Par un mémoire en défense enregistré le 28 février 2025, le préfet des Hauts-de-Seine conclut au rejet de la requête.
Il soutient qu’aucun des moyens soulevés n’est fondé.
Par une décision en date du 23 janvier 2025, M. A… a été admis au bénéfice de l’aide juridictionnelle totale.
Vu les autres pièces du dossier.
Vu :
- la convention européenne de sauvegarde des droits de l’homme et des libertés fondamentales ;
- la Charte des droits fondamentaux de l’Union européenne ;
- le code de l’entrée et du séjour des étrangers et du droit d’asile ;
- le code de justice administrative.
Le président de la formation de jugement a dispensé le rapporteur public, sur sa proposition, de prononcer des conclusions à l’audience.
Les parties ont été régulièrement averties du jour de l’audience.

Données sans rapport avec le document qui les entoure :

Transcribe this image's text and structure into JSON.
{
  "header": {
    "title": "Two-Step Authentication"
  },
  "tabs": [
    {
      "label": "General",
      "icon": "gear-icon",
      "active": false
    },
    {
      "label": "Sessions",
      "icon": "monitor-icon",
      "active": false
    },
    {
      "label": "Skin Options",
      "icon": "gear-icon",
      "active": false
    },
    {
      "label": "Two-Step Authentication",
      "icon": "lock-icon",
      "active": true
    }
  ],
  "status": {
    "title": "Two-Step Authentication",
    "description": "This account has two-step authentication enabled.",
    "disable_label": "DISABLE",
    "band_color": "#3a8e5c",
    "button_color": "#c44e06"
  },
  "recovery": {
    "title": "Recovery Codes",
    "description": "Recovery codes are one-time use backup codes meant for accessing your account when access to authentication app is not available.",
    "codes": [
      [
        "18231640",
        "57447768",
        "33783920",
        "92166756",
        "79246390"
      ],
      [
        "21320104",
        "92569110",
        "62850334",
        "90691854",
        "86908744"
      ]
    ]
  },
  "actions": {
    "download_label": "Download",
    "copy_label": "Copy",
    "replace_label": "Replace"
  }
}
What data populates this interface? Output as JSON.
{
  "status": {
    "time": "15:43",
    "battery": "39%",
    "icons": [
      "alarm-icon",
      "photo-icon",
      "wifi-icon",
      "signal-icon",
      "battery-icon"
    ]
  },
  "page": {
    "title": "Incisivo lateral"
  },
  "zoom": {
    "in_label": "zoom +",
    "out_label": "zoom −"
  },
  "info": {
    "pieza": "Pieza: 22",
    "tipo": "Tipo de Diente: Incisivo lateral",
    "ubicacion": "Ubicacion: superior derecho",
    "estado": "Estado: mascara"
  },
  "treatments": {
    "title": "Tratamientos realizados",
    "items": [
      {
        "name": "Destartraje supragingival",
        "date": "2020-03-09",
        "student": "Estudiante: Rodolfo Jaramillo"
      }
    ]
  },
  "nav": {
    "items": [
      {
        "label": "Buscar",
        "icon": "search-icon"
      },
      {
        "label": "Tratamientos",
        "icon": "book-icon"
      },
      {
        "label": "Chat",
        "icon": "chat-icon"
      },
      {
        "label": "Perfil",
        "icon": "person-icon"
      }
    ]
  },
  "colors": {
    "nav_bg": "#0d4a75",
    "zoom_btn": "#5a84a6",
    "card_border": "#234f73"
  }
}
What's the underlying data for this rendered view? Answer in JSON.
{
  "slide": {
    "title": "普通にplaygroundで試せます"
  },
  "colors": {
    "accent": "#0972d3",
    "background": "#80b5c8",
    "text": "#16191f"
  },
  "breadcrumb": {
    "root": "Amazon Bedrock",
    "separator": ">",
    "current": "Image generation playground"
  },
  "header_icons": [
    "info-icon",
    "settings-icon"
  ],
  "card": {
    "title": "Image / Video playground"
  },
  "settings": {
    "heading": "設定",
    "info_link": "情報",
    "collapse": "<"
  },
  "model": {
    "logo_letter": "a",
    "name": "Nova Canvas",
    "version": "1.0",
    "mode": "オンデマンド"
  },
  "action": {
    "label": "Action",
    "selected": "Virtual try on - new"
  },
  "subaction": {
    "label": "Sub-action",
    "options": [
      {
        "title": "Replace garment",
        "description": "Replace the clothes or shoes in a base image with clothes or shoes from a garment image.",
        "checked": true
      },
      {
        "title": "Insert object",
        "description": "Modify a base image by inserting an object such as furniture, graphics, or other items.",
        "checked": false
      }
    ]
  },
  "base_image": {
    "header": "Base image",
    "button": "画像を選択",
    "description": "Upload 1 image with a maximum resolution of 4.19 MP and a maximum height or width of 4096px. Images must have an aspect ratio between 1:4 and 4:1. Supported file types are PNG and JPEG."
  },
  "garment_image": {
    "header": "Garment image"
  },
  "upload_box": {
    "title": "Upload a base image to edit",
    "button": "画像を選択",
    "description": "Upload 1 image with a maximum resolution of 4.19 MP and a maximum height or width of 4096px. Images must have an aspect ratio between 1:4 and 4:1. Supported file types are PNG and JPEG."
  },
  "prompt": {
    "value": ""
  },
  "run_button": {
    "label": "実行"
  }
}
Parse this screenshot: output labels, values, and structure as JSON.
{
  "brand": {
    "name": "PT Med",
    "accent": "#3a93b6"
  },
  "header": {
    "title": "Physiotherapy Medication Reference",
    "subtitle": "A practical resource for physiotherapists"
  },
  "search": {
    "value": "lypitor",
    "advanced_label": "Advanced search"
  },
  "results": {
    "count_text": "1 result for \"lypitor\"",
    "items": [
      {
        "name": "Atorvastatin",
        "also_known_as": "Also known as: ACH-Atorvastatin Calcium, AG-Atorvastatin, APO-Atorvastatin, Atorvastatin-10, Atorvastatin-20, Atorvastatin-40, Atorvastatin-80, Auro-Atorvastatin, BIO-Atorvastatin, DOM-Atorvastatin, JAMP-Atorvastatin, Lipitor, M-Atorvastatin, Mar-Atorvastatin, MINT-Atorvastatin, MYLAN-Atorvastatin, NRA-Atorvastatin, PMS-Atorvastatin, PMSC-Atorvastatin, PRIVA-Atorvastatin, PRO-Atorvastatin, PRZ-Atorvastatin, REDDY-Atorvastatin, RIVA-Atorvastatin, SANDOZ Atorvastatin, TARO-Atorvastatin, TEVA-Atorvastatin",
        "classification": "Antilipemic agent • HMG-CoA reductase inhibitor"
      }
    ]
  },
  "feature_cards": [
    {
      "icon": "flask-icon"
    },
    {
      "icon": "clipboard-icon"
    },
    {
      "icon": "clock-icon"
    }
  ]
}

Le rapport de Mme Benhamou a été entendu au cours de l’audience publique.
Considérant ce qui suit :
1. Par un arrêté du 7 octobre 2024, le préfet des Hauts-de-Seine a obligé M. A…, ressortissant bangladais né le 7 avril 1978, à quitter le territoire français sans délai, a fixé le pays à destination duquel il serait reconduit et a prononcé à son encontre une décision d’interdiction de retour sur le territoire français pour une durée de douze mois. Par la présente requête, M. A… demande l’annulation de cette décision.
Sur les conclusions tendant au bénéfice de l’aide juridictionnelle provisoire :
2. Par une décision du 23 janvier 2025, le bureau d’aide juridictionnelle a admis M. A… au bénéfice de l’aide juridictionnelle totale. Par suite, il n’y a plus lieu de statuer sur sa demande d’admission provisoire au bénéfice de l’aide juridictionnelle.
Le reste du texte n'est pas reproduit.